# Difference between revisions of "Foldl as foldr alternative"

This page explains how `foldl` can be written using `foldr`. Yes, there is already such a page! This one explains it differently.

The usual definition of `foldl` looks like this:

```foldl :: (a -> x -> r) -> a -> [x] -> r
foldl f a [] = a
foldl f a (x : xs) = foldl f (f a x) xs
```

Now the `f` never changes in the recursion, so we don't really have to worry too much about it. For simplicity, then, let's pick one in particular:

```f :: Ord x => Set x -> x -> Set x
f a x = insert x a
```

While we're at it, let's give a name to `foldl f`: `stuff`. So

```stuff :: Ord x => Set x -> [x] -> Set x
stuff a [] = a
stuff a (x:xs) = stuff (f a x) xs
```

takes all the elements of the list it's given and stuffs them into the `Set` it's given.

For some reason (maybe we're crazy; maybe we want to do weird things with fusion; who knows?) we want to write this using `foldr`. Haskell programmers like curry, so it's natural to see `stuff a xs` as `(stuff a) xs`—that is, to see `stuff a` as a function that takes a list and returns the result of folding `f` into the list starting with an accumulator value of `a`. This perspective, however, is the wrong one for what we're trying to do here. So let's change the order of the arguments of `stuff`.

```stuffy :: Ord x => [x] -> Set x -> Set x
stuffy [] a = a
stuffy (x : xs) a = stuffy xs (f a x)
```

So now we see that `stuffy xs` is a function that takes an accumulator and uses it as the initial value to fold `f` into `xs`. With this shift of perspective, we can rewrite `stuffy` just a little:

```stuffy :: Ord x => [x] -> Set x -> Set x
stuffy a [] = \a -> a
stuffy (x : xs) = \a -> stuffy xs (f a x)
```

Believe it or not, we're almost done! How is that? Let's parenthesize a bit for emphasis:

```stuffy :: Ord x => [x] -> Set x -> Set x
stuffy [] = (\a -> a)
stuffy (x : xs) = \a -> (stuffy xs) (f a x)
```

This isn't an academic paper, so we won't mention Graham Hutton's "Tuturial on the Universality and Expressiveness of Fold", but `stuffy` fits the `foldr` pattern:

```stuffy :: Ord x => [x] -> Set x -> Set x
stuffy ys = foldr whatsit (\a -> a) ys
where
whatsit x r = \a -> r (f a x)
```

Substituting this in,

```stuffy :: Ord x => [x] -> Set x -> Set x
stuffy list a = (foldr whatsit (\a -> a) list) a
where
whatsit x r = \a -> r (f a x)
```

And that's just about it!
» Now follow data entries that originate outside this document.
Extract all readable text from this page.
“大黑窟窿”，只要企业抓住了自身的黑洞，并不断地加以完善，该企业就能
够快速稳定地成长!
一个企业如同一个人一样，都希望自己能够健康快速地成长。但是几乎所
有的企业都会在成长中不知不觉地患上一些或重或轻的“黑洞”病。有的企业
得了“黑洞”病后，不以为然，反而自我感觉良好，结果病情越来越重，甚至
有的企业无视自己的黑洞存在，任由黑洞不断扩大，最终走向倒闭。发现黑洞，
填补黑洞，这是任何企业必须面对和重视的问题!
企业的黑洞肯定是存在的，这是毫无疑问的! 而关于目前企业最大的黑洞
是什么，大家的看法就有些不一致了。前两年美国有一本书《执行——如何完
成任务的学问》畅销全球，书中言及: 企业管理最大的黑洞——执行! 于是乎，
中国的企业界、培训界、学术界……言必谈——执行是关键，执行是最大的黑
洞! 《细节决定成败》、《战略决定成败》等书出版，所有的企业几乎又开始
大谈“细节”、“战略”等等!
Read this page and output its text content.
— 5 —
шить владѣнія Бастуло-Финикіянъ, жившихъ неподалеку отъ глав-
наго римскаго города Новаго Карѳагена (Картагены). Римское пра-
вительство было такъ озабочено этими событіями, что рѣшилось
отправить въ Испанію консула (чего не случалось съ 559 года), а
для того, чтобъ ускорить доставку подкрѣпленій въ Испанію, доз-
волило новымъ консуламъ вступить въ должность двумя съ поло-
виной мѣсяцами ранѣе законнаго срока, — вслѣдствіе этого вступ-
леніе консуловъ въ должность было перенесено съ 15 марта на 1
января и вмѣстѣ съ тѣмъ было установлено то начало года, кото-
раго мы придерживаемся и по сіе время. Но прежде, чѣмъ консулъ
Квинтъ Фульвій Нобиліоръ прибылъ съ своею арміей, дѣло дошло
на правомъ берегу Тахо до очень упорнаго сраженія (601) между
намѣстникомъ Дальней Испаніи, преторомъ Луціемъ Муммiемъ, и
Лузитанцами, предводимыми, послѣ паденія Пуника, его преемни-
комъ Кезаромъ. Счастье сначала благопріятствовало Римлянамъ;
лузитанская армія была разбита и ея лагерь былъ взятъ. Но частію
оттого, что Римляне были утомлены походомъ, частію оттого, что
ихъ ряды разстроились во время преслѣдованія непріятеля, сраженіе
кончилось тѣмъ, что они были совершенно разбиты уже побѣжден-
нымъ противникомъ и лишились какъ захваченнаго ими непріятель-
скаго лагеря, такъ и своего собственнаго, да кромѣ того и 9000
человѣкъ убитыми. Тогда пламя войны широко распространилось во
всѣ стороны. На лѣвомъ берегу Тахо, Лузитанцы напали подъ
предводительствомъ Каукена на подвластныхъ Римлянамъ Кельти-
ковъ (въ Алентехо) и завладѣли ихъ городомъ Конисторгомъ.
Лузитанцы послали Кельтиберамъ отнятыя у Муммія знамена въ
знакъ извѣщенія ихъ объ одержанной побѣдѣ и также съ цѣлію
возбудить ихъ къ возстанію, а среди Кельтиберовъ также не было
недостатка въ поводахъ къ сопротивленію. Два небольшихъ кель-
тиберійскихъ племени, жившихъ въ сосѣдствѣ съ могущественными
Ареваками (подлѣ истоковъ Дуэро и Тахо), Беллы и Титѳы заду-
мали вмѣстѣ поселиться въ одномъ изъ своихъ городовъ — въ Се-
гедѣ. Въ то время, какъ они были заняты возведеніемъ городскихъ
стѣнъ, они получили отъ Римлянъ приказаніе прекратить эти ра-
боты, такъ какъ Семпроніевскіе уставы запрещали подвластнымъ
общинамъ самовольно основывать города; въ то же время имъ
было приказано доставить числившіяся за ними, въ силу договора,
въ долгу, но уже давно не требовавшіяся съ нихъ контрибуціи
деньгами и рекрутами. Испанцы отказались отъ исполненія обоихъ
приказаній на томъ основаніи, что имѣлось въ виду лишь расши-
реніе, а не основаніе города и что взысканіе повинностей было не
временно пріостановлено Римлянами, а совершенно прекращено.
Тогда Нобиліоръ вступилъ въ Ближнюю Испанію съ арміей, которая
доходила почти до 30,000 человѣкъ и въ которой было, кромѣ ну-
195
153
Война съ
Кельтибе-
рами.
We wanted `stuff`, however, not `stuffy`, so let's swap the argument order again:

```stuff :: Ord x => Set a -> [x] -> Set x
stuff a list = (foldr whatsit (\a -> a) list) a
where
whatsit x r = \a -> r (f a x)
```

Now since we do want to be able to use general `foldl` forms, we should gneralize it again:

```foldl :: (a -> x -> r) -> a -> [x] -> r
foldl f a xs = (foldr whosit (\a -> a) list) a
where
whosit x r = \a -> r (f a x)
```

The way to look at this final expression is that `whosit` takes an element of the list, a function produced by folding `f` into the rest of the list, and the initial value, `a` of an accumulator. It applies `f` to the accumulator it's given and the list element, and passes the result forward to the function it got.